La Secretaría Distrital de Integración Social socializó los resultados del VIII Censo de Habitantes de Calle 2024 en un evento virtual que reunió a expertos, académicos y representantes de la sociedad civil.
Este espacio, realizado el pasado 21 de agosto, tuvo como objetivo promover un debate crítico sobre los hallazgos, metodologías y retos derivados del censo, fortaleciendo la construcción de políticas públicas desde una perspectiva humana y centrada en los derechos de las personas en situación de calle.
De esta manera, no solo busca caracterizar a la población, sino abrir un diálogo con la academia y otros actores para asegurar que las políticas públicas respondan a las dinámicas reales de las personas que habitan la calle.
El evento contó con la participación de Iván Osejo Villamil, director de Análisis y Diseño Estratégico de la Secretaría Distrital de Integración Social, quien destacó la importancia de este ejercicio para garantizar la visibilidad estadística de las personas en situación de exclusión extrema. Igualmente, estuvo presente Jennyfer Quintero Beltrán, experta en políticas públicas y situación de calle, quien aportó una visión crítica sobre la necesidad de abordar este fenómeno como una problemática social compleja, alejada de estigmas.
Por su parte, Jacqueline Torres Ruiz, representante de la Asociación Colombiana de Universidades (ASCUN) ante el Consejo Distrital de Habitabilidad en Calle, resaltó la importancia de articular esfuerzos entre la academia y las instituciones para generar soluciones integrales. La moderación estuvo a cargo de Carolina Rodríguez Lizarralde, docente de la Pontificia Universidad Javeriana, quien facilitó un diálogo interdisciplinario enfocado en la sociología, la ciencia política y la investigación-acción participativa.
Principales hallazgos del censo
El censo, realizado en 2024 tras el último registro de 2017, buscó actualizar la información sobre la población en situación de calle en Bogotá, considerando el impacto de la pandemia como un choque externo. Entre los resultados más destacados se encuentran:
Estabilidad en el volumen de la población: Contrario a la expectativa de un aumento significativo tras la pandemia, el censo registró un incremento de solo 1,000 personas respecto a las 9,500 caracterizadas en 2017, desmitificando la idea de un “estallido” del fenómeno. En total se caracterizaron 10.478 habitantes de calle.
Causas: En 2024 los conflictos familiares emergieron como uno de los factores predominantes, sugiriendo un impacto de la pandemia en las dinámicas familiares.

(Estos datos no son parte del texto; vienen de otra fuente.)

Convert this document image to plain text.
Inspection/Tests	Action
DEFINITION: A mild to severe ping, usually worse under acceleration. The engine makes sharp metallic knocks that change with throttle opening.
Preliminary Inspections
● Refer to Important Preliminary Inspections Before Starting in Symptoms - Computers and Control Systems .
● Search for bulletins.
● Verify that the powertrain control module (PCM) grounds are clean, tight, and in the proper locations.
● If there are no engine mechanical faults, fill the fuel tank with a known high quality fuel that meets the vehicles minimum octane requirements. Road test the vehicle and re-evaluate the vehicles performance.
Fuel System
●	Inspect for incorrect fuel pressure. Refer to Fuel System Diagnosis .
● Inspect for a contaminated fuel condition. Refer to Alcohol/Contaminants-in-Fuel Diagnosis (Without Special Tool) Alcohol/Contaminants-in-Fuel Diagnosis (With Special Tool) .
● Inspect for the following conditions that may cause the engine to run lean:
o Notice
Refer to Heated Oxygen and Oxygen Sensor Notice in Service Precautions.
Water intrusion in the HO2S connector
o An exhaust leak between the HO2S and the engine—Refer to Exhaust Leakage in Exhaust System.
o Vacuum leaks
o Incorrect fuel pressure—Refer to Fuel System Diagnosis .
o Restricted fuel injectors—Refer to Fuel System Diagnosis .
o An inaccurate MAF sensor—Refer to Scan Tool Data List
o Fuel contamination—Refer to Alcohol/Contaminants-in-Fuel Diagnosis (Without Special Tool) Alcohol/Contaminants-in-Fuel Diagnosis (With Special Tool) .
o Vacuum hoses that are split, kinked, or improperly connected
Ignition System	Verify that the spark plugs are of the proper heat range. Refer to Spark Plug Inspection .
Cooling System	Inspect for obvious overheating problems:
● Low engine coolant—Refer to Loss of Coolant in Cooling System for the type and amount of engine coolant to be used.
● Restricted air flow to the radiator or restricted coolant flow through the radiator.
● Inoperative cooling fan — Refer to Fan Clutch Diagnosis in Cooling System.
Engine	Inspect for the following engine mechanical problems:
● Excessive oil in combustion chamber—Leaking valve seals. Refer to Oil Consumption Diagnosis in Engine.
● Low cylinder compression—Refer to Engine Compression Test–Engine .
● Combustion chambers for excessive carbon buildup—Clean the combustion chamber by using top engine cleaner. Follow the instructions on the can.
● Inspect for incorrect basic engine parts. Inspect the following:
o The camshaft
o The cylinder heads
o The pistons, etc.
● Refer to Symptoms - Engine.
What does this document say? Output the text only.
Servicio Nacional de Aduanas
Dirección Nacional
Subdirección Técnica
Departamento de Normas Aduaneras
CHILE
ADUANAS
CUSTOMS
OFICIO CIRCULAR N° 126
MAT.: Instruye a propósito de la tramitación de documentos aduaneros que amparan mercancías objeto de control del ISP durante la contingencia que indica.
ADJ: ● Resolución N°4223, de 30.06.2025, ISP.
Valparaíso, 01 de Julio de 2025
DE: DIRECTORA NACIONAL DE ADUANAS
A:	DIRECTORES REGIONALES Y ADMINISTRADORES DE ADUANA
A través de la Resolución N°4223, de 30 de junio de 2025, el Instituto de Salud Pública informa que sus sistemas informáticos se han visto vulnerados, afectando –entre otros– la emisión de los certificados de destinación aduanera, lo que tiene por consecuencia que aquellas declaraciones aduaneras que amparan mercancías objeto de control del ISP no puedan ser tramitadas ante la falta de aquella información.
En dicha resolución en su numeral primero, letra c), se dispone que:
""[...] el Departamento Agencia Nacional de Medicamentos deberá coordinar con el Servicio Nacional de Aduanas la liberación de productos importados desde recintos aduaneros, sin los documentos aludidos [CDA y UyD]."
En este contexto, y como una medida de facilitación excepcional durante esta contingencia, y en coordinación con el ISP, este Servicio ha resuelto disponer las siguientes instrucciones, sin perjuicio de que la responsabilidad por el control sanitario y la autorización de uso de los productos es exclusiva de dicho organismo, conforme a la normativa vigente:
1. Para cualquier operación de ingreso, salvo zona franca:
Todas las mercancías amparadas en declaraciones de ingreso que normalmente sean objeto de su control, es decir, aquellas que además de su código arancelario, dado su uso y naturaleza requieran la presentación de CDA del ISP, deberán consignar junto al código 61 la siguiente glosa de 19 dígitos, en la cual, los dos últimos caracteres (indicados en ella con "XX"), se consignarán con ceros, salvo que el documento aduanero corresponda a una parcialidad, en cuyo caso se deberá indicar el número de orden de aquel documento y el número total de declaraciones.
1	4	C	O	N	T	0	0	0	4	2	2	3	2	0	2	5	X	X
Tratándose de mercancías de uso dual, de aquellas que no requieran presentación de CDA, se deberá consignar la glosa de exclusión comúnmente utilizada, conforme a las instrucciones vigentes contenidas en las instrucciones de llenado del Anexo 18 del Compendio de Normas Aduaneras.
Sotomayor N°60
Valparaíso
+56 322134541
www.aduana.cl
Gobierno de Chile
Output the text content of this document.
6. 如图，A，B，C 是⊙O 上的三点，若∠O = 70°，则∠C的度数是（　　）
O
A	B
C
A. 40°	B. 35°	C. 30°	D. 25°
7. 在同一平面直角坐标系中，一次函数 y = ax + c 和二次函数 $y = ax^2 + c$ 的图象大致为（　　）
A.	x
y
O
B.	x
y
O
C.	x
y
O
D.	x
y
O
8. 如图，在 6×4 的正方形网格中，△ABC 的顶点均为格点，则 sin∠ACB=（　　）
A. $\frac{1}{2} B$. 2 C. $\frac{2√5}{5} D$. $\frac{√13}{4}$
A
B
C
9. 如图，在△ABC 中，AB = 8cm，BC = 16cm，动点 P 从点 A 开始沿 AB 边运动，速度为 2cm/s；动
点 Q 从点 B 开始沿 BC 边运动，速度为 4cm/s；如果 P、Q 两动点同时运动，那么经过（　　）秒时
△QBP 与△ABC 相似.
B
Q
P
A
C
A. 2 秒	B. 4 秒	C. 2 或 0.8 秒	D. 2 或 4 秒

Concentración geográfica: La mayor presencia de habitantes de calle se registra en las localidades de Los Mártires, La Candelaria y, en menor medida, Puente Aranda, esta última mostrando un aumento respecto a censos anteriores, posiblemente como una “zona de retiro” para personas de mayor edad.
Perfil demográfico: La población en situación de calle tiene una edad promedio de entre 29 y 49 años, con un predominio de hombres. La mayoría son oriundos de Bogotá, aunque se destaca la presencia de personas provenientes de Venezuela debido a flujos migratorios mixtos.
Consumo de sustancias psicoactivas: Este factor se consolida como la principal razón por la cual las personas permanecen en la calle, lo que señala la necesidad de abordar esta problemática como un asunto de salud pública colectiva.
Metodología innovadora
El censo se llevó a cabo mediante un enfoque en “forma de caracol”, iniciando en el centro de Bogotá (La Candelaria) y expandiéndose hacia las localidades periféricas como Suba y Bosa. Esta estrategia, implementada durante 15 días y noches con tres turnos, permitió capturar las dinámicas de una población móvil, asegurando una cobertura amplia y representativa. Con un costo aproximado de 4,500 millones de pesos, la operación incluyó el uso de tecnología digital para la recolección de datos, transporte, refrigerios y una estructura jerárquica para garantizar la calidad y validación de la información.
Un llamado a la acción
La socialización del censo subraya la importancia de la colaboración entre el sector público, la academia y la sociedad civil para diseñar intervenciones que respondan a las necesidades reales de las personas en situación de calle. Los resultados presentados invitan a profundizar en las causas estructurales de la exclusión extrema y a fortalecer estrategias de prevención, contención y atención integral que permitan a estas personas construir proyectos de vida dignos.